Поднявшись на третий этаж, остановились у двери, за которой скрывался узкий коридор и лестница, что вела на крышу.

А пройдя с десяток ступеней, оказались в оранжерее. Где обилие зелени, запахов и влажной духоты на несколько мгновений лишили речи. Настоящие зелёные лепестки, и ни грамма белого. Невероятно!

- Ректор тоже довольно долго привыкал к нашей северной природе, - Винсент обвел рукой большие и маленькие горшки, с вытянутыми и стелящимися стеблями. Подошёл к одному из них, рассматривая растения, будто что-то неведомое.

- Красота! - выдохнула, наконец, справившись с удивлением.

Хмыкнул, признаваясь:

- Согласен, но для меня привычнее те, что за окном.

- Вы здесь выросли, - переводя взгляд с одного цветка на другой, узнавая сорта, и знакомясь заново с теми, которые видела только на картинках в справочниках или засушенными в гербарии, что хранился в лаборатории зельеваренья.

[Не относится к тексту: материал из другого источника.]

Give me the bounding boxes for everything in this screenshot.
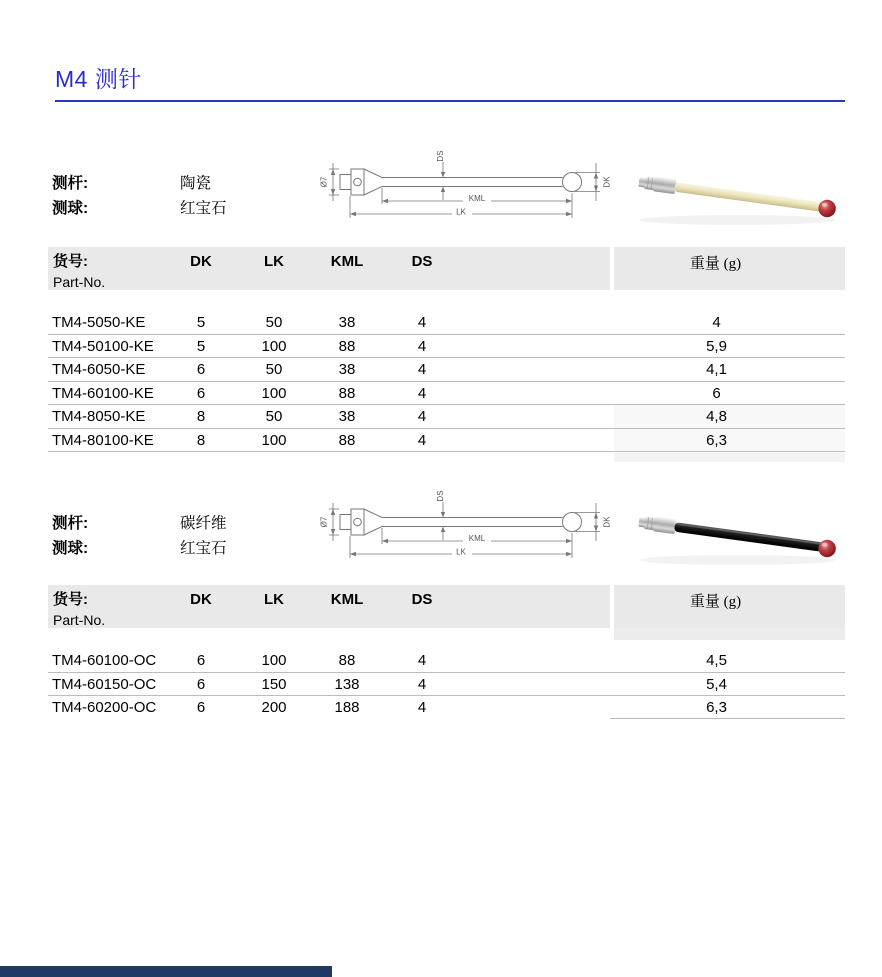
cell-lk: 150 — [261, 675, 287, 693]
cell-lk: 50 — [265, 361, 283, 378]
cell-lk: 100 — [261, 431, 287, 449]
cell-ds: 4 — [417, 361, 427, 378]
dim-label-kml: KML — [468, 194, 486, 203]
cell-dk: 5 — [196, 337, 206, 355]
table2-header-right — [614, 585, 845, 628]
cell-dk: 6 — [196, 699, 206, 716]
product-photo-ceramic — [625, 148, 850, 238]
cell-dk: 6 — [196, 361, 206, 378]
page-title: M4 测针 — [55, 66, 142, 92]
cell-part-no: TM4-60100-OC — [52, 652, 157, 669]
cell-lk: 50 — [265, 314, 283, 331]
cell-part-no: TM4-6050-KE — [52, 361, 146, 378]
ball-label: 测球: — [52, 200, 89, 217]
cell-part-no: TM4-80100-KE — [52, 431, 154, 449]
dim-label-lk: LK — [456, 207, 466, 217]
cell-kml: 38 — [338, 361, 356, 378]
table-row — [48, 311, 845, 335]
cell-weight: 5,9 — [706, 337, 727, 355]
cell-ds: 4 — [417, 408, 427, 425]
cell-ds: 4 — [417, 384, 427, 402]
dim-label-dk: DK — [602, 176, 612, 188]
cell-part-no: TM4-50100-KE — [52, 337, 154, 355]
table-row — [48, 429, 845, 453]
col-header-kml: KML — [330, 591, 364, 608]
ball-value: 红宝石 — [180, 540, 227, 557]
part-no-header-cn: 货号: — [53, 591, 88, 608]
cell-kml: 38 — [338, 314, 356, 331]
table1-rows — [48, 311, 845, 452]
cell-ds: 4 — [417, 699, 427, 716]
weight-col-header-strip — [614, 628, 845, 640]
part-no-header-en: Part-No. — [53, 274, 106, 290]
cell-kml: 88 — [338, 431, 356, 449]
table-row — [48, 358, 845, 382]
cell-dk: 6 — [196, 652, 206, 669]
table-row — [48, 335, 845, 359]
weight-header: 重量 (g) — [689, 594, 742, 610]
shaft-label: 测杆: — [52, 515, 89, 532]
cell-part-no: TM4-60200-OC — [52, 699, 157, 716]
cell-kml: 188 — [334, 699, 360, 716]
dim-label-kml: KML — [468, 534, 486, 543]
col-header-dk: DK — [190, 591, 212, 608]
cell-kml: 88 — [338, 384, 356, 402]
cell-part-no: TM4-5050-KE — [52, 314, 146, 331]
cell-dk: 6 — [196, 384, 206, 402]
cell-weight: 4,5 — [706, 652, 727, 669]
stylus-dimension-drawing — [313, 478, 618, 570]
cell-lk: 100 — [261, 384, 287, 402]
title-underline — [55, 100, 845, 102]
dim-label-ds: DS — [436, 150, 445, 162]
cell-kml: 88 — [338, 337, 356, 355]
table1-header-right — [614, 247, 845, 290]
table-row — [48, 382, 845, 406]
cell-dk: 5 — [196, 314, 206, 331]
cell-ds: 4 — [417, 431, 427, 449]
part-no-header-en: Part-No. — [53, 612, 106, 628]
collar-outline — [351, 169, 364, 195]
shaft-value: 碳纤维 — [180, 515, 227, 532]
table1-header-left — [48, 247, 610, 290]
ruby-ball — [817, 539, 837, 559]
cell-weight: 5,4 — [706, 675, 727, 693]
dim-label-ds: DS — [436, 490, 445, 502]
product-photo-carbon — [625, 488, 850, 578]
cell-dk: 8 — [196, 431, 206, 449]
ball-outline — [563, 173, 582, 192]
taper-outline — [364, 169, 382, 195]
cell-lk: 200 — [261, 699, 287, 716]
cell-kml: 88 — [338, 652, 356, 669]
footer-accent-bar — [0, 966, 332, 977]
col-header-ds: DS — [411, 253, 433, 270]
cell-weight: 6,3 — [706, 699, 727, 716]
part-no-header-cn: 货号: — [53, 253, 88, 270]
cell-ds: 4 — [417, 675, 427, 693]
thread-outline — [340, 175, 351, 190]
table-row — [48, 673, 845, 697]
cell-part-no: TM4-60100-KE — [52, 384, 154, 402]
dim-label-dk: DK — [602, 516, 612, 528]
stylus-holder — [653, 176, 677, 194]
setscrew-hole — [354, 178, 362, 186]
photo-shadow — [639, 555, 835, 565]
stylus-holder — [653, 516, 677, 534]
table2-partial-bottom-rule — [610, 718, 845, 719]
cell-weight: 4,1 — [706, 361, 727, 378]
table-row — [48, 696, 845, 720]
table2-rows — [48, 649, 845, 720]
cell-ds: 4 — [417, 337, 427, 355]
shaft-label: 测杆: — [52, 175, 89, 192]
table2-header-left — [48, 585, 610, 628]
col-header-kml: KML — [330, 253, 364, 270]
weight-col-footer-strip — [614, 453, 845, 462]
table-row — [48, 405, 845, 429]
cell-kml: 138 — [334, 675, 360, 693]
dim-label-diameter: Ø7 — [319, 176, 329, 188]
cell-weight: 6,3 — [706, 431, 727, 449]
col-header-ds: DS — [411, 591, 433, 608]
weight-header: 重量 (g) — [689, 256, 742, 272]
col-header-lk: LK — [264, 253, 284, 270]
ball-label: 测球: — [52, 540, 89, 557]
dim-label-diameter: Ø7 — [319, 516, 329, 528]
cell-part-no: TM4-8050-KE — [52, 408, 146, 425]
cell-lk: 100 — [261, 337, 287, 355]
shaft-value: 陶瓷 — [180, 175, 212, 192]
cell-ds: 4 — [417, 652, 427, 669]
cell-lk: 50 — [265, 408, 283, 425]
shaft-outline — [382, 178, 563, 187]
col-header-dk: DK — [190, 253, 212, 270]
stylus-dimension-drawing — [313, 138, 618, 230]
cell-kml: 38 — [338, 408, 356, 425]
dim-label-lk: LK — [456, 547, 466, 557]
table-row — [48, 649, 845, 673]
ball-value: 红宝石 — [180, 200, 227, 217]
ruby-ball — [817, 199, 837, 219]
cell-weight: 4 — [712, 314, 721, 331]
cell-weight: 6 — [712, 384, 721, 402]
cell-weight: 4,8 — [706, 408, 727, 425]
cell-lk: 100 — [261, 652, 287, 669]
photo-shadow — [639, 215, 835, 225]
cell-part-no: TM4-60150-OC — [52, 675, 157, 693]
ceramic-shaft — [674, 182, 823, 212]
col-header-lk: LK — [264, 591, 284, 608]
cell-dk: 8 — [196, 408, 206, 425]
cell-ds: 4 — [417, 314, 427, 331]
cell-dk: 6 — [196, 675, 206, 693]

В душе клубилась ядовитая обида и горечь, но главенствующая роль принадлежала любопытству и восхищению. А ещё ностальгии - светлой, незамутнённой горестями и проблемами.

- Да, - откликнулся тихо. - Откуда ты родом?

- Рэмот, - не задумываясь, ответила, и пояснила: - Это небольшой городок на юге.

Перед глазами распростёрлась картина: залитая солнцем зеркальная гладь воды - яркая, слепящая, но при этом завораживающая. И пушистые клумбы, что заполонили разнообразные цветы. Бабушка любила, когда с рассветом в окна дома вместе со свежим бризом врывался ароматный шлейф запахов.

Приехав поступать в академию, я долго привыкала к дождливой осени и необходимости кутаться в плащи и полушубки.

- Скучаешь? - задумалась так, что не заметила, как мужчина подошёл совсем близко.

Пожала плечами, чувствуя неловкость:

- Сейчас уже нет, я давно там не была.

И желания не возникало - ни к чему это, только ворошить прошлое, вскрывая зажившие раны.

- Оранжерея всегда открыта, ты можешь приходить сюда, когда захочешь, - профессор стоял на расстоянии вытянутой руки, поймав мой взгляд и не желая отпускать.

Почему в его глазах растаяла пугающая меня холодность? И почему в них мелькает... сожаление?

- Да, кхм, - спрятала руки за спину, - спасибо.

- Я подумаю, как можно повлиять на Тиану, - слова прозвучали серьёзно, искренне, и я ему поверила.

И ещё поняла, что зря полезла с нравоучениями к девушке. Когда же я повзрослею и перестану бросаться в бой без должной подготовки?

***

На первый этаж мы спустились вместе, затем Винсент ушёл, сославшись на дела. Вернувшись в аудиторию, забрала журнал, конспект с сеткой занятий и тесты.

По пути в преподавательский корпус шла, чувствуя лишь отголоски неприятный эмоций. Но и они меркли, когда вспоминала тёплый взгляд, без привычной насмешки и превосходства. Оказывается, Райт умеет быть добрым и обходительным.

А в комнате вернулась к работе. И чем больше листов я проверяла, тем мрачнее становилась - знания ребят были даже не на нулевом уровне, а в глубоком минусе.